2. Yankees: And with Mark Teixeira heating up, the Rays may get knocked out of the top spot even if they don’t turn in a bum road trip.

3. Cardinals: It’s not just the Pujols show so far this year. David Freese had a great week and while last year they only had two real go-to starters, this year they appear to have four.

4. Phillies: The Giants series hurt, but seeing the offense wake up against the Mets is an encouraging sign. The next four games against the Cardinals could be an NLCS preview.

5. Tigers: Are they as strong a team as the Twins? I’m a bit dubious, but they took two of three from them, and swept the Angels, so I have to put them a notch above. They play Minnesota three more times this week, though, so this may be temporary.

6. Twins: Oh, and with Mauer gone, you have to figure that Twins futures are selling a bit lower today than they were, right?

7. Padres:  If the Padres were a stock I’d consider selling high, but I’ve said that for a couple of weeks now and look how wrong that was. In other news, my portfolio is like a bloody car wreck these days, so take all my financial market analogies with a grain of salt. Oh, and don’t doubt the Padres, because they don’t like it. Of course every team that has some unexpected success says that, so such stories are boring. If and when they tank, however, I think I’ll call them back for comment to see if it’s OK to doubt them. That’s a story you never see.

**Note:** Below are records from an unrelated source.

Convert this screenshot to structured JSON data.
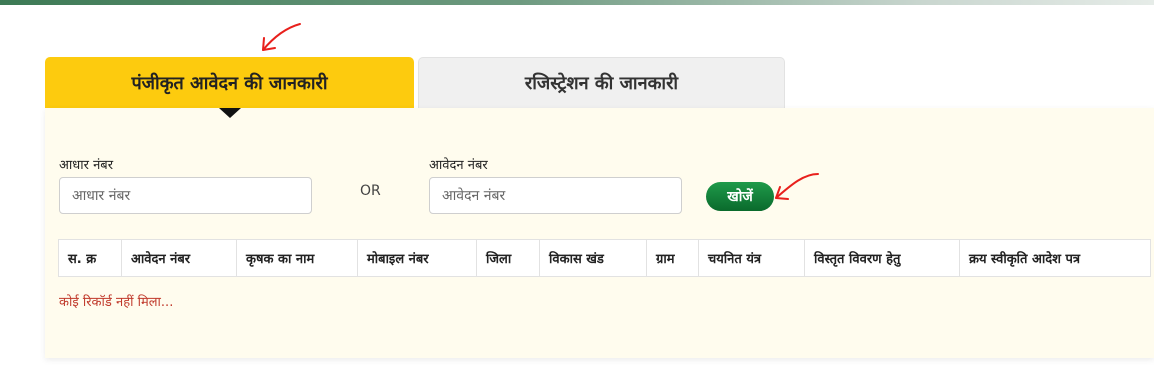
{
  "tabs": {
    "active_label": "पंजीकृत आवेदन की जानकारी",
    "inactive_label": "रजिस्ट्रेशन की जानकारी"
  },
  "form": {
    "aadhaar_label": "आधार नंबर",
    "aadhaar_placeholder": "आधार नंबर",
    "or_text": "OR",
    "application_label": "आवेदन नंबर",
    "application_placeholder": "आवेदन नंबर",
    "search_button": "खोजें"
  },
  "table": {
    "columns": [
      "स. क्र",
      "आवेदन नंबर",
      "कृषक का नाम",
      "मोबाइल नंबर",
      "जिला",
      "विकास खंड",
      "ग्राम",
      "चयनित यंत्र",
      "विस्तृत विवरण हेतु",
      "क्रय स्वीकृति आदेश पत्र"
    ],
    "empty_message": "कोई रिकॉर्ड नहीं मिला..."
  },
  "colors": {
    "active_tab": "#fdcb0e",
    "panel_bg": "#fffcee",
    "button_green": "#0a6a2c",
    "error_text": "#c0392b",
    "annotation_red": "#e8201c"
  }
}
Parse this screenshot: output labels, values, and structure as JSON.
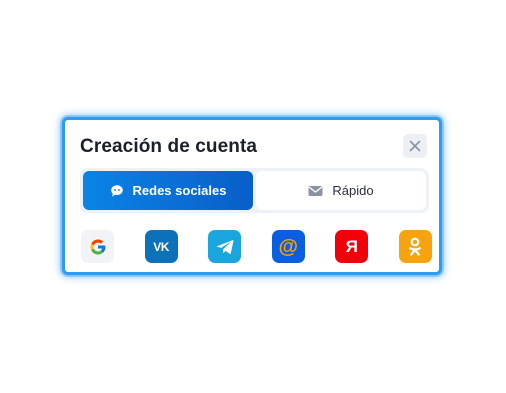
{
  "modal": {
    "title": "Creación de cuenta",
    "close_icon": "close-icon"
  },
  "tabs": [
    {
      "label": "Redes sociales",
      "icon": "chat-bubble-icon",
      "active": true
    },
    {
      "label": "Rápido",
      "icon": "envelope-icon",
      "active": false
    }
  ],
  "social_buttons": [
    {
      "name": "google",
      "icon": "google-icon",
      "color": "#f1f3f6"
    },
    {
      "name": "vk",
      "icon": "vk-icon",
      "glyph": "VK",
      "color": "#0c71b8"
    },
    {
      "name": "telegram",
      "icon": "telegram-icon",
      "color": "#1aa5df"
    },
    {
      "name": "mail",
      "icon": "at-sign-icon",
      "glyph": "@",
      "color": "#0a5fe0"
    },
    {
      "name": "yandex",
      "icon": "yandex-icon",
      "glyph": "Я",
      "color": "#f2000a"
    },
    {
      "name": "odnoklassniki",
      "icon": "odnoklassniki-icon",
      "color": "#f7a20f"
    }
  ],
  "colors": {
    "accent": "#0a84e6",
    "modal_border": "#2d9bf0"
  }
}
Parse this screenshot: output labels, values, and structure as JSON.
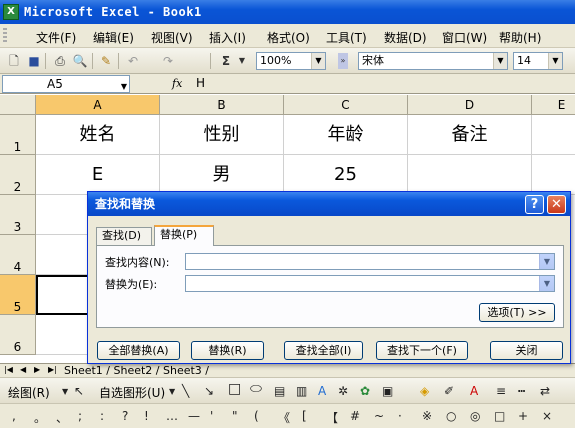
{
  "window": {
    "title": "Microsoft Excel - Book1",
    "app_icon": "excel-icon"
  },
  "menu": [
    "文件(F)",
    "编辑(E)",
    "视图(V)",
    "插入(I)",
    "格式(O)",
    "工具(T)",
    "数据(D)",
    "窗口(W)",
    "帮助(H)"
  ],
  "toolbar": {
    "zoom": "100%",
    "font_name": "宋体",
    "font_size": "14",
    "sigma": "Σ"
  },
  "formula_bar": {
    "name_box": "A5",
    "fx": "fx",
    "content": "H"
  },
  "columns": [
    "A",
    "B",
    "C",
    "D",
    "E"
  ],
  "rows": [
    "1",
    "2",
    "3",
    "4",
    "5",
    "6"
  ],
  "cells": {
    "A1": "姓名",
    "B1": "性别",
    "C1": "年龄",
    "D1": "备注",
    "A2": "E",
    "B2": "男",
    "C2": "25"
  },
  "sheet_tabs": "Sheet1 / Sheet2 / Sheet3 /",
  "drawing_toolbar": {
    "draw": "绘图(R)",
    "autoshapes": "自选图形(U)"
  },
  "symbols": [
    ",",
    "。",
    "、",
    ";",
    ":",
    "?",
    "!",
    "…",
    "—",
    "'",
    "\"",
    "(",
    "《",
    "[",
    "【",
    "#",
    "~",
    "·",
    "※",
    "○",
    "◎",
    "□",
    "+",
    "×"
  ],
  "dialog": {
    "title": "查找和替换",
    "tabs": [
      "查找(D)",
      "替换(P)"
    ],
    "active_tab": "替换(P)",
    "find_label": "查找内容(N):",
    "find_value": "",
    "replace_label": "替换为(E):",
    "replace_value": "",
    "options_button": "选项(T) >>",
    "buttons": [
      "全部替换(A)",
      "替换(R)",
      "查找全部(I)",
      "查找下一个(F)",
      "关闭"
    ]
  }
}
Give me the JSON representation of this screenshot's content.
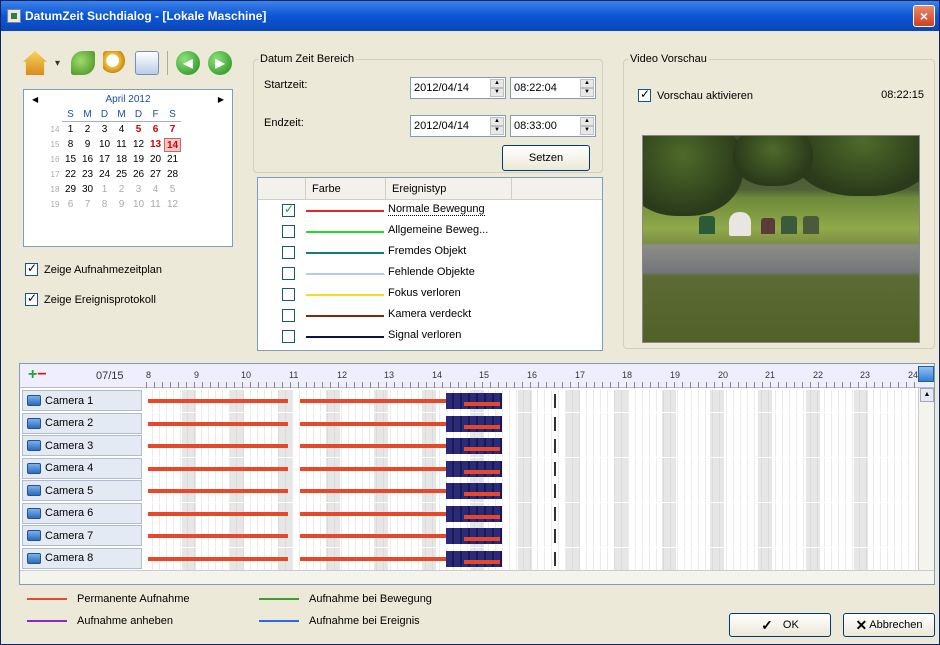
{
  "window": {
    "title": "DatumZeit Suchdialog - [Lokale Maschine]",
    "close_glyph": "×"
  },
  "toolbar": {
    "icons": [
      "home-icon",
      "leaf-icon",
      "zoom-icon",
      "list-icon",
      "prev-icon",
      "next-icon"
    ],
    "prev_glyph": "◀",
    "next_glyph": "▶"
  },
  "calendar": {
    "month": "April 2012",
    "dow": [
      "S",
      "M",
      "D",
      "M",
      "D",
      "F",
      "S"
    ],
    "weeks": [
      {
        "wk": "14",
        "days": [
          "1",
          "2",
          "3",
          "4",
          "5",
          "6",
          "7"
        ]
      },
      {
        "wk": "15",
        "days": [
          "8",
          "9",
          "10",
          "11",
          "12",
          "13",
          "14"
        ]
      },
      {
        "wk": "16",
        "days": [
          "15",
          "16",
          "17",
          "18",
          "19",
          "20",
          "21"
        ]
      },
      {
        "wk": "17",
        "days": [
          "22",
          "23",
          "24",
          "25",
          "26",
          "27",
          "28"
        ]
      },
      {
        "wk": "18",
        "days": [
          "29",
          "30",
          "1",
          "2",
          "3",
          "4",
          "5"
        ]
      },
      {
        "wk": "19",
        "days": [
          "6",
          "7",
          "8",
          "9",
          "10",
          "11",
          "12"
        ]
      }
    ]
  },
  "options": {
    "show_schedule": "Zeige Aufnahmezeitplan",
    "show_eventlog": "Zeige Ereignisprotokoll"
  },
  "range": {
    "legend": "Datum Zeit Bereich",
    "start_label": "Startzeit:",
    "start_date": "2012/04/14",
    "start_time": "08:22:04",
    "end_label": "Endzeit:",
    "end_date": "2012/04/14",
    "end_time": "08:33:00",
    "set_button": "Setzen"
  },
  "events": {
    "col_color": "Farbe",
    "col_type": "Ereignistyp",
    "rows": [
      {
        "label": "Normale Bewegung",
        "color": "#e8232a",
        "checked": true
      },
      {
        "label": "Allgemeine Beweg...",
        "color": "#22dd22",
        "checked": false
      },
      {
        "label": "Fremdes Objekt",
        "color": "#1a7a7a",
        "checked": false
      },
      {
        "label": "Fehlende Objekte",
        "color": "#b8c8f0",
        "checked": false
      },
      {
        "label": "Fokus verloren",
        "color": "#f0e020",
        "checked": false
      },
      {
        "label": "Kamera verdeckt",
        "color": "#7a2a10",
        "checked": false
      },
      {
        "label": "Signal verloren",
        "color": "#10104a",
        "checked": false
      }
    ]
  },
  "video": {
    "legend": "Video Vorschau",
    "enable_label": "Vorschau aktivieren",
    "time": "08:22:15"
  },
  "timeline": {
    "date": "07/15",
    "hours": [
      "8",
      "9",
      "10",
      "11",
      "12",
      "13",
      "14",
      "15",
      "16",
      "17",
      "18",
      "19",
      "20",
      "21",
      "22",
      "23",
      "24"
    ],
    "cameras": [
      "Camera 1",
      "Camera 2",
      "Camera 3",
      "Camera 4",
      "Camera 5",
      "Camera 6",
      "Camera 7",
      "Camera 8"
    ]
  },
  "legend": {
    "permanent": "Permanente Aufnahme",
    "motion": "Aufnahme bei Bewegung",
    "boost": "Aufnahme anheben",
    "event": "Aufnahme bei Ereignis",
    "colors": {
      "permanent": "#e8482a",
      "motion": "#3aa02a",
      "boost": "#8a2ac0",
      "event": "#2a6ae8"
    }
  },
  "buttons": {
    "ok": "OK",
    "cancel": "Abbrechen",
    "ok_glyph": "✓",
    "cancel_glyph": "✕"
  }
}
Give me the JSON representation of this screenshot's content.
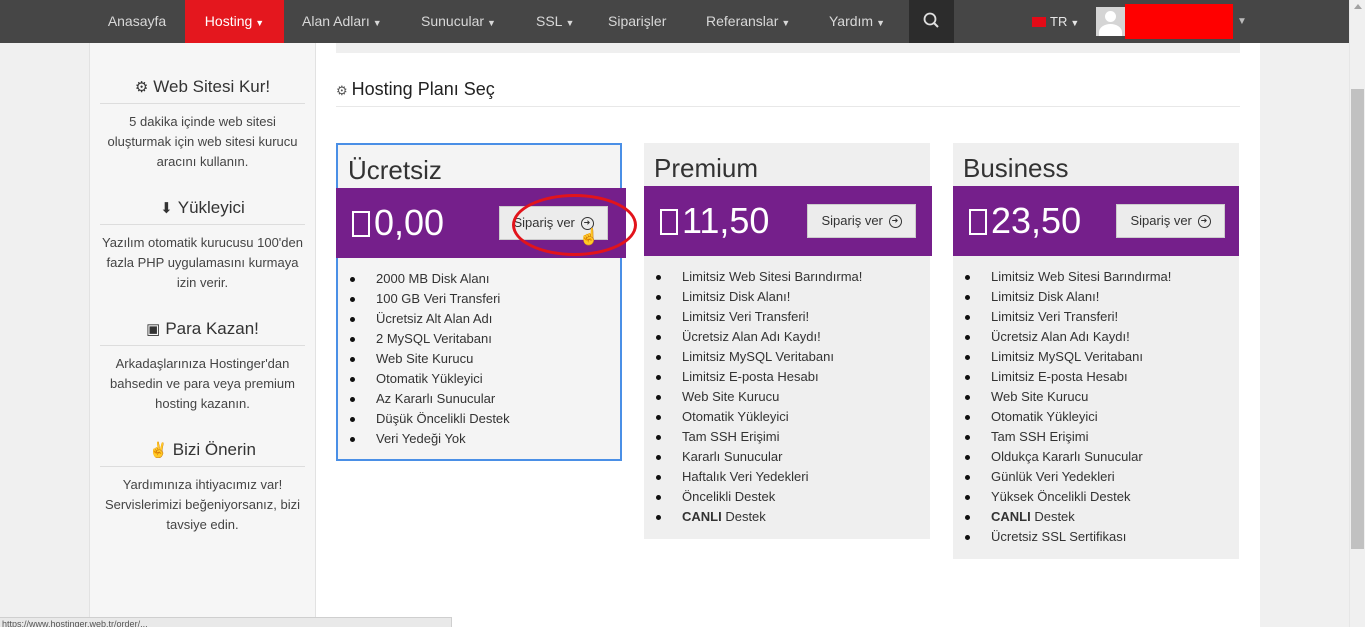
{
  "nav": {
    "items": [
      {
        "label": "Anasayfa",
        "caret": false
      },
      {
        "label": "Hosting",
        "caret": true
      },
      {
        "label": "Alan Adları",
        "caret": true
      },
      {
        "label": "Sunucular",
        "caret": true
      },
      {
        "label": "SSL",
        "caret": true
      },
      {
        "label": "Siparişler",
        "caret": false
      },
      {
        "label": "Referanslar",
        "caret": true
      },
      {
        "label": "Yardım",
        "caret": true
      }
    ],
    "active_index": 1,
    "search_icon": "search-icon",
    "language": "TR",
    "avatar_icon": "user-avatar-icon"
  },
  "sidebar": {
    "sections": [
      {
        "icon": "cogs-icon",
        "title": "Web Sitesi Kur!",
        "text": "5 dakika içinde web sitesi oluşturmak için web sitesi kurucu aracını kullanın."
      },
      {
        "icon": "download-icon",
        "title": "Yükleyici",
        "text": "Yazılım otomatik kurucusu 100'den fazla PHP uygulamasını kurmaya izin verir."
      },
      {
        "icon": "money-icon",
        "title": "Para Kazan!",
        "text": "Arkadaşlarınıza Hostinger'dan bahsedin ve para veya premium hosting kazanın."
      },
      {
        "icon": "thumbs-up-icon",
        "title": "Bizi Önerin",
        "text": "Yardımınıza ihtiyacımız var! Servislerimizi beğeniyorsanız, bizi tavsiye edin."
      }
    ]
  },
  "main": {
    "section_title": "Hosting Planı Seç",
    "section_icon": "cogs-icon",
    "plans": [
      {
        "name": "Ücretsiz",
        "price": "0,00",
        "order_label": "Sipariş ver",
        "selected": true,
        "features": [
          "2000 MB Disk Alanı",
          "100 GB Veri Transferi",
          "Ücretsiz Alt Alan Adı",
          "2 MySQL Veritabanı",
          "Web Site Kurucu",
          "Otomatik Yükleyici",
          "Az Kararlı Sunucular",
          "Düşük Öncelikli Destek",
          "Veri Yedeği Yok"
        ]
      },
      {
        "name": "Premium",
        "price": "11,50",
        "order_label": "Sipariş ver",
        "selected": false,
        "features": [
          "Limitsiz Web Sitesi Barındırma!",
          "Limitsiz Disk Alanı!",
          "Limitsiz Veri Transferi!",
          "Ücretsiz Alan Adı Kaydı!",
          "Limitsiz MySQL Veritabanı",
          "Limitsiz E-posta Hesabı",
          "Web Site Kurucu",
          "Otomatik Yükleyici",
          "Tam SSH Erişimi",
          "Kararlı Sunucular",
          "Haftalık Veri Yedekleri",
          "Öncelikli Destek",
          "CANLI|Destek"
        ]
      },
      {
        "name": "Business",
        "price": "23,50",
        "order_label": "Sipariş ver",
        "selected": false,
        "features": [
          "Limitsiz Web Sitesi Barındırma!",
          "Limitsiz Disk Alanı!",
          "Limitsiz Veri Transferi!",
          "Ücretsiz Alan Adı Kaydı!",
          "Limitsiz MySQL Veritabanı",
          "Limitsiz E-posta Hesabı",
          "Web Site Kurucu",
          "Otomatik Yükleyici",
          "Tam SSH Erişimi",
          "Oldukça Kararlı Sunucular",
          "Günlük Veri Yedekleri",
          "Yüksek Öncelikli Destek",
          "CANLI|Destek",
          "Ücretsiz SSL Sertifikası"
        ]
      }
    ]
  },
  "colors": {
    "nav_bg": "#464646",
    "nav_active": "#e4171e",
    "plan_bar": "#751f8b",
    "selected_border": "#4a8fe6",
    "annotation": "#e2141b"
  },
  "status_bar": "https://www.hostinger.web.tr/order/..."
}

8. Giants: I’ve been saying that San Francisco needs some offense for a couple of years now, though I guess if they continue to have four world-beating starters they can get by like they’re the 1988 Dodgers or something.

9. Mets: I’m not going to call off the Mets’ happy-party just because they lost 2 of 3 to a strong Phillies team. Let’s see if they take care of business against the Reds before we make any declarations.

10. Rangers: I decided to be audacious and pick the Rangers to win the west last year and they didn’t. Cowed at my failure, I went back to picking ol’ reliable Anaheim this year. My prognostication patterns are much like my fashion sense: often wrong, but for radically different reasons depending on when you catch me.

11. Athletics: I don’t know if Billy Beane signed Ben Sheets to
actually make a run at the division or to simply hope for a hot first
half after which he could flip the guy, but
neither plan is panning out very well

12. Cubs: They’re playing much better baseball and now they get
series against the Pirates, the Reds, the Marlins and then the Pirates
again. I predict that there will be much more enthusiasm about this team
that is actually warranted come mid-month.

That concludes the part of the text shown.